If a TWIC reader malfunctions, an owner or operator
would still be permitted to grant the individual unescorted access to secure
areas, provided that certain conditions are met. First, the individual would be
required to have previously been granted unescorted access to secure areas in
the past, and the individual would be required to be known to have a TWIC. Second,
the owner or operator would be required to perform identity verification, card
validation and card authentication by visual inspection. An owner or operator
may rely on this alternative for a period of 7 calendar days while the TWIC reader malfunction is corrected.
To ensure that
CCL information is updated and used appropriately - Owners and operators
would be required to update CCL information within 12 hours of any increase in
MARSEC Level, regardless of when the CCL information was last updated. Second,
owners and operators would be required to use the most recently obtained CCL
information when conducting card validity checks.
Compliance
Deadlines - Within 2 years after publication of the TWIC reader final rule,
owners and operators would be required to be operating in accordance with the
requirements contained in that final rule. Also, within 2 years after
publication of the TWIC reader final rule, owners and operators would have to
amend their security plans to indicate how they implement the TWIC reader
requirements contained in the applicable sections of 33 CFR parts 101, 104, and
105.
Recordkeeping –
the Coast Guard proposes to amend 33 CFR 104.235 and 105.225 to set forth TWIC
reader recordkeeping requirements.

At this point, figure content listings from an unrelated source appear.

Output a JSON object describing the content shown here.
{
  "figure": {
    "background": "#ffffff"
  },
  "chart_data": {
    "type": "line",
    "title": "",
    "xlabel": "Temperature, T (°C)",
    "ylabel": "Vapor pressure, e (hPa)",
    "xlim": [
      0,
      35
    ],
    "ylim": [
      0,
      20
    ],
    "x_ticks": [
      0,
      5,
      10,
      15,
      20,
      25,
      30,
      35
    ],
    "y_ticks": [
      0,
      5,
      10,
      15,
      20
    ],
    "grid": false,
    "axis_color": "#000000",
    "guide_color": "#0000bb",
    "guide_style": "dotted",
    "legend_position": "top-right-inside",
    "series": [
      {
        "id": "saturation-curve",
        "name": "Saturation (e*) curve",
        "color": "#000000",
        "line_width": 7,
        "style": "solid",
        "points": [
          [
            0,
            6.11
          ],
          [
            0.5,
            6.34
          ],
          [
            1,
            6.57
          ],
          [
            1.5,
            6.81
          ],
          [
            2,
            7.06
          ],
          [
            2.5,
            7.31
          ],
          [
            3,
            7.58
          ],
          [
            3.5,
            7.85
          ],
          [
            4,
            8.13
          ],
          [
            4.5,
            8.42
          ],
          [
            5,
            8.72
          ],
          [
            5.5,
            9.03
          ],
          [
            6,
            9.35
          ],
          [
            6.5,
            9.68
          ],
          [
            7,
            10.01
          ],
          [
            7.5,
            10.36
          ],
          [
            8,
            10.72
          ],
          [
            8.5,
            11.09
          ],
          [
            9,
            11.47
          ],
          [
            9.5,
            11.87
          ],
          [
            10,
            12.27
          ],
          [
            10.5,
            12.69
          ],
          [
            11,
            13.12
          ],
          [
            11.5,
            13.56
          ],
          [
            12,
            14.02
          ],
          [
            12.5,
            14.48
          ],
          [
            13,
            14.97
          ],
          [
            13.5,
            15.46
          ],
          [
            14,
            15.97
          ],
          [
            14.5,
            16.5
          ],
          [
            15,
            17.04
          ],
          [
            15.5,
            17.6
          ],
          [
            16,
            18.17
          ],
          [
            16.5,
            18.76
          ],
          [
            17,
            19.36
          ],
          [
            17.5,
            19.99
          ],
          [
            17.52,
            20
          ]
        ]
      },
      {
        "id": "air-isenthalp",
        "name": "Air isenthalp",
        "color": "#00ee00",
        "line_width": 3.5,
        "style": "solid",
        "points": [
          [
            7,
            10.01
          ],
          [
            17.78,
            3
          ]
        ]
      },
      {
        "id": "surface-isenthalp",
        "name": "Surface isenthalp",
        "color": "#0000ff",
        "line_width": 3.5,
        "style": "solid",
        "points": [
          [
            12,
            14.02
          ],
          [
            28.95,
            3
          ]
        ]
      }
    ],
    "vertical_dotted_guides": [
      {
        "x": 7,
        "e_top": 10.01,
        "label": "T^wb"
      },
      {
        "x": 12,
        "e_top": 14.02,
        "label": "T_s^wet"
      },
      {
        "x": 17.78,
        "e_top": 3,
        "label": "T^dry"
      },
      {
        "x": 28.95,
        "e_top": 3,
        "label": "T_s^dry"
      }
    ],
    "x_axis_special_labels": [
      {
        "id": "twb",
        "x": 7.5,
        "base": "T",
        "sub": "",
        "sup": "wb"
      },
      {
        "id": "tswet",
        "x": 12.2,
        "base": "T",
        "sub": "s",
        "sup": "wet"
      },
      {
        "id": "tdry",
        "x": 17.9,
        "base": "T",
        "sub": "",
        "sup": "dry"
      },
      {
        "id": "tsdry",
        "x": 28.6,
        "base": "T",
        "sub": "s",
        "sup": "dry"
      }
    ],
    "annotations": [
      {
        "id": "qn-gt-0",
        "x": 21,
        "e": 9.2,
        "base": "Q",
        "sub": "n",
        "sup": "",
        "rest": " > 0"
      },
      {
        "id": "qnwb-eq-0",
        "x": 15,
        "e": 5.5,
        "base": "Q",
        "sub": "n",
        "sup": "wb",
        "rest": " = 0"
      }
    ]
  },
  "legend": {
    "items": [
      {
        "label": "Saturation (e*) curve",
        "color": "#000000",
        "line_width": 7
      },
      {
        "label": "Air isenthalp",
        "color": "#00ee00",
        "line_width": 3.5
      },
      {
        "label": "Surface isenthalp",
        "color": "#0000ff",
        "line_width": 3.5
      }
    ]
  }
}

Owners and operators using TWIC readers,
with or without a PACS, would be required to maintain certain records for at
least 2 years. During that time, owners and operators would be required to make
those records available to the Coast Guard upon request. Those records include,
with respect to each individual granted unescorted access to a secure area: (1)
FASCN;(2) date that access was granted; (3) time that access was granted; and
(4) if captured, the name of the individual to whom access was granted. If a
TWIC reader or PACS captures the required data when the TWIC is scanned, and
can retain and reproduce that data, the recordkeeping requirement would be met.
Owners and operators would be required to also maintain records to demonstrate
that they have performed the required card validity check using the CCL on each
individual. Finally, we propose to include a regulatory provision indicating
that TWIC reader records are SSI, and would be required to be protected in accordance
with 49 CFR part 1520.
Movement
Between Risk Groups - based on the materials they are carrying or handling,
or the types of vessels they are receiving at any given time, designed to
provide flexibility to owners and operators of vessels and facilities that only
meet the Risk Group A criteria on a periodic basis. An owner or operator
wishing to take advantage of one of these provisions would be required to explain
how the vessel or facility would move between risk groups in an amended
security plan.
Physical
placement of readers - For facilities,
this NPRM proposes to require TWIC readers at the access points to each secure
area. If the entire facility is designated as a secure area, then TWIC readers
would only be required at the access points to the facility itself. If the secure
area does not encompass the entire facility, then TWIC readers would be
required at the access points to each secure area. For vessels, this NPRM
proposes to require TWIC readers at the access points to the vessel itself,
regardless of whether the secure area encompasses the entire vessel.